Walter commended his feeling, and again asked his advice with regard to his own conduct.

“Who is te great man tat is te laird to yourself?” asked he.

“Mr Hay of Drumelzier,” was answered.

“Then lose not a mhoment in getting his very good report or security. All goes by that. It will do more ghood than any stock of innocence; and you had need to look very sharp, else he may soon cut you short. It’s a very good and a very kind man, but she pe caring no more for the lives of peoples, tan I would do for as many ptarmigans.”

Walter pondered on this hint throughout the night; and the more he did so the more he was convinced, that, as the affairs of the country were then conducted, Macpherson’s advice was of the first utility. He sent for one of the shepherds of Kippelgill next morning, charged him with an express to his family, and unable to do any thing further for himself, submitted patiently to his fate.
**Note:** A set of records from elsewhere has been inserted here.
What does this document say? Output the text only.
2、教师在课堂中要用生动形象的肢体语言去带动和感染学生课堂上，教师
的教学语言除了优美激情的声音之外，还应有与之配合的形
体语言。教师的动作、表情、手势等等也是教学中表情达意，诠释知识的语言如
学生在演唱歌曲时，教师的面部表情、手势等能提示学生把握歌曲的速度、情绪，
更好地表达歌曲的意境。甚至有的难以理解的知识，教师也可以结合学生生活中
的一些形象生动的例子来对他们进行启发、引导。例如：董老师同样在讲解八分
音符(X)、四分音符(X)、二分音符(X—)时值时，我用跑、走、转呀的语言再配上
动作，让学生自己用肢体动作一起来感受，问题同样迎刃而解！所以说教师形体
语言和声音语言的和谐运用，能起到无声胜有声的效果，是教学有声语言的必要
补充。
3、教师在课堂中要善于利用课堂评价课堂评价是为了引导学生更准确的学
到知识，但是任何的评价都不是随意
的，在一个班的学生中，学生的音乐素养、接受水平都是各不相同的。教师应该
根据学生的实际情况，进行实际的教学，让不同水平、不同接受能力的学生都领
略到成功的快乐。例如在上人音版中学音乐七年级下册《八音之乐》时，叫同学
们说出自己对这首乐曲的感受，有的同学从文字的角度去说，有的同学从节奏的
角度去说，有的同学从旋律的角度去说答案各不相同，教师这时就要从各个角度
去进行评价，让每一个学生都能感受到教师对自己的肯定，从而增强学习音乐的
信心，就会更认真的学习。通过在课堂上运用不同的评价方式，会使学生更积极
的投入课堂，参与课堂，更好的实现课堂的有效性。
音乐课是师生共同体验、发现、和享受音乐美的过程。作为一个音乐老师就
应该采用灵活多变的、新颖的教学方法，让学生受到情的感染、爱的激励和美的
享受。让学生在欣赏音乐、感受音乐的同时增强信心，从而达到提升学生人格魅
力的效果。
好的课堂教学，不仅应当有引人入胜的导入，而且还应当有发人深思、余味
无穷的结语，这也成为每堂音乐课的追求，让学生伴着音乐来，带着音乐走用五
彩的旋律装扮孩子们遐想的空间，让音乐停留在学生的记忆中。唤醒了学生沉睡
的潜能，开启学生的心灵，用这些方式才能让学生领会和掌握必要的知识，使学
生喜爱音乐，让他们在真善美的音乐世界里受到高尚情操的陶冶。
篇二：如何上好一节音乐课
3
Clavers having been informed that night that some great conventicles had been held to the southward, he arose early, crossed the mountains by the Pennera Corse, and entered that district of the south called Eskdale. He had run short of ammunition by the way, and knowing of no other supply, dispatched Bruce with 20 men by the way of Ettrick, to plunder the aisle where the ancient and noble family of the Scotts of Thirlstane were enshrined in massy leaden chests. From these he cut the lids, and otherwise damaged them, scattering the bones about in the aisle; but the Scotts of Daventon shortly after gathered up the relics of their ancestors, which they again deposited in the chests,—closed them up with wooden lids, and buried them deep under the aisle floor, that they might no more be discomposed by the hand of wanton depravity.

At a place called the Steps of Glenderg, Clavers met with Sir James Johnston of Westeraw, with fifty armed men, who gave him an exaggerated account of the district of Eskdale, telling him of such and such field–meetings, and what inflammatory discourses had there been delivered, insinuating all the while that the whole dale ought to be made an example of. Clavers rejoiced in his heart at this, for the works of devastation and destruction were beginning to wear short. The Covenanters were now so sorely reduced, that scarcely durst one show his face, unless it were to the moon and stars of Heaven. A striking instance of this I may here relate by the way, as it happened on the very day to which my tale has conducted me.

A poor wanderer, named, I think, Matthew Douglas, had skulked about these mountains, chiefly in a wild glen, called the Caldron, ever since the battle of Bothwell–bridge. He had made several narrow, and, as he thought, most providential escapes, but was at length quite overcome by famine, cold, and watching; and finding his end approaching, he crept by night into a poor widow’s house at Kennelburn, whose name, if my informer is not mistaken, was Ann Hyslop. Ann was not a Cameronian, but being of a gentle and humane disposition, she received the dying man kindly—watched, and even wept over him, administering to all his wants. But the vital springs of life were exhausted and dried up: He died on the second day after his arrival, and was buried with great privacy, by night, in the church–yard at Westerkirk.